Space is already plenty filled with all our manufactured junk, and it’s about to get submerged in even more of it. 3D printing is coming to an orbit near you!
A California startup called Made In Space wants to make 3D for use in orbit. The idea is to give consumers the opportunity to allow their own satellites to be built right there, several hundred miles above Earth’s surface. Plans are in motion to send up a printer capable of accepting printing instructions from the public and building whatever someone on the ground has in mind.
The company is just the latest in a group looking to make space technology something which regular individuals can more easily interact with. The opportunity to have one’s own specially designed objects floating above the earth could be a very unique way for children and young adults to get introduced to space science and technology, perhaps even replacing the very-popular CubeSats entirely.

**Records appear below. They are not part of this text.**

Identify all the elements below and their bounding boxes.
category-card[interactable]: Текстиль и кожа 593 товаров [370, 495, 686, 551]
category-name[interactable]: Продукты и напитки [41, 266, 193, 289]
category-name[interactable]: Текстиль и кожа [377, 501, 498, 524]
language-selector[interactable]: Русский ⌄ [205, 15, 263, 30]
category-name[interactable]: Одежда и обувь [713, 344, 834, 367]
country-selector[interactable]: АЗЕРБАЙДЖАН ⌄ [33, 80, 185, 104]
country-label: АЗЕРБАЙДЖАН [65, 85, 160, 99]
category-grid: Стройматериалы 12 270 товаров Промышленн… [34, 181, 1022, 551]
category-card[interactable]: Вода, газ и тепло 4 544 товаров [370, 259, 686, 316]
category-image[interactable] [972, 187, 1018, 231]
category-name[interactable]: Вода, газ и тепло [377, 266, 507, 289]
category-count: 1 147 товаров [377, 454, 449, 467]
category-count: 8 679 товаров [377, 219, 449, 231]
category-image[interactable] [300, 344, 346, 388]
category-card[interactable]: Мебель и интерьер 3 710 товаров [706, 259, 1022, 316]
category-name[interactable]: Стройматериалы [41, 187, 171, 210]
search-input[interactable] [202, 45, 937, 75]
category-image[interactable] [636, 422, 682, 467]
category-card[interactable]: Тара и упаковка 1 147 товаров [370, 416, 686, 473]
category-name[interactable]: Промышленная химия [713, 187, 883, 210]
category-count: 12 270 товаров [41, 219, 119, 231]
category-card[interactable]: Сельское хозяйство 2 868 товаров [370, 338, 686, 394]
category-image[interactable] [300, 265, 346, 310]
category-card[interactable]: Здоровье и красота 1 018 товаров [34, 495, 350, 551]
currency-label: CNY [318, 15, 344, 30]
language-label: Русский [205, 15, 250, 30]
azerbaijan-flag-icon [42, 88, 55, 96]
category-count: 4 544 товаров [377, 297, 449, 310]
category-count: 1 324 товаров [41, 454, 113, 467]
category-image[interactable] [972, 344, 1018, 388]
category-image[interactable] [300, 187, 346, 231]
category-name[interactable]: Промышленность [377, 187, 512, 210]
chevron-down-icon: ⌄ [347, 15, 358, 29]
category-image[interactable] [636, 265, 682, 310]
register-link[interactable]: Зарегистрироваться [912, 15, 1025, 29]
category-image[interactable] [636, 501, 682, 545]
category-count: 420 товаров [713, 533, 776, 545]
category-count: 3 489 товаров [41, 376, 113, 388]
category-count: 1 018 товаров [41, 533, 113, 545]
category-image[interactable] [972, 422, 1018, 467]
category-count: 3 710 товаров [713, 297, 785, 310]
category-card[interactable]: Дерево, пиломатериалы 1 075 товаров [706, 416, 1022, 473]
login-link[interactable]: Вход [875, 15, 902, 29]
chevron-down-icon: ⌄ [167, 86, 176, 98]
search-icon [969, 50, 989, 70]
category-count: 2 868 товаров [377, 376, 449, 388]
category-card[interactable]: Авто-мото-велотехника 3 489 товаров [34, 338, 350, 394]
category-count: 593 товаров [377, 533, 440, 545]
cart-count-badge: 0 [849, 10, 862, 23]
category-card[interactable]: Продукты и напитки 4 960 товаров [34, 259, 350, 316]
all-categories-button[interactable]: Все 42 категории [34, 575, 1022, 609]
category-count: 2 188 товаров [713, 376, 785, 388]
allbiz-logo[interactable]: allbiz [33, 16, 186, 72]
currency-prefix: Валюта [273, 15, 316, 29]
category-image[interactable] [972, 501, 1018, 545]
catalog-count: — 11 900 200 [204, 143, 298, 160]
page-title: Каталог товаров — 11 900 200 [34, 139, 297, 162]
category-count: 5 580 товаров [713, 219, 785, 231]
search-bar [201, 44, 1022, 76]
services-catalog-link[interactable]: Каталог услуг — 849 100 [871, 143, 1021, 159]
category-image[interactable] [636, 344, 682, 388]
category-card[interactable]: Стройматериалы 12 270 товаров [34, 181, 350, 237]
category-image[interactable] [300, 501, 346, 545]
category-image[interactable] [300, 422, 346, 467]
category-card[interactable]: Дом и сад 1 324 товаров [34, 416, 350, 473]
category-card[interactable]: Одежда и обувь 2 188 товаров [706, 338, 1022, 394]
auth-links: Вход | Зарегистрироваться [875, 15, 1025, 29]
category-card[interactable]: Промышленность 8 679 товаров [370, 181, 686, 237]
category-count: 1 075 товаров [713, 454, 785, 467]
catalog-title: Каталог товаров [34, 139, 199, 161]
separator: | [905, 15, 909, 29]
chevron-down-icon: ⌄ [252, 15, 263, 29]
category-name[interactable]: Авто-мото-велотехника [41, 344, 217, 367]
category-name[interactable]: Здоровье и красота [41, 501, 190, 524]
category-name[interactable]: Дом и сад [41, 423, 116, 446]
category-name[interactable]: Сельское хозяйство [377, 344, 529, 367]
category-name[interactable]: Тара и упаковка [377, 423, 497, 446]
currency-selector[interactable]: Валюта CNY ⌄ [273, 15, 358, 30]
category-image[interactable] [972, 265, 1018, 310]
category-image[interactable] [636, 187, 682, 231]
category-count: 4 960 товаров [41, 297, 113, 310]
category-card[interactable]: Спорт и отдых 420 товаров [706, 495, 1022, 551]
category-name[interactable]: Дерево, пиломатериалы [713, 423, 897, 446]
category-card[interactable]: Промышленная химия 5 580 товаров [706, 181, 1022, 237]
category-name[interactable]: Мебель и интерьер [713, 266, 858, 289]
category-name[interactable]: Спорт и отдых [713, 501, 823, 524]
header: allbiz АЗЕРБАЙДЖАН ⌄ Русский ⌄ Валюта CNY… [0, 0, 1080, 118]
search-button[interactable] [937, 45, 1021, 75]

Made In Space actually launched their first 3D printer and got it installed on the International Space Station last year. NASA used it to print a wrench based on designs drawn up on Earth. This milestone is actually a perfect emphasis for why 3D printing would be so useful up in space: It reduces the need to allocate costly resources for making objects here on earth and launching them into orbit. Instead, one can simply wait till a specific tool or piece of equipment is needed, and then send the plans up to the printer for construction. Several hours later, you have what you need, specifically catered to whatever the mission calls for.
Made In Space CTO Jason Dunn talks about this feat in a new video with the PBS News Hour, and expresses his reasons why 3D printing is a strong component of the future of space exploration.
Making this accessible to much more of the public, however, means the manufacturing power of a 3D printer in space will need to be a whole lot better. Made In Space and its partners are going to need to do a lot more testing to make this a reality, but they seem to be on their way. This won’t help the problem of orbital debris accumulation, but hey — you can’t win ‘em all.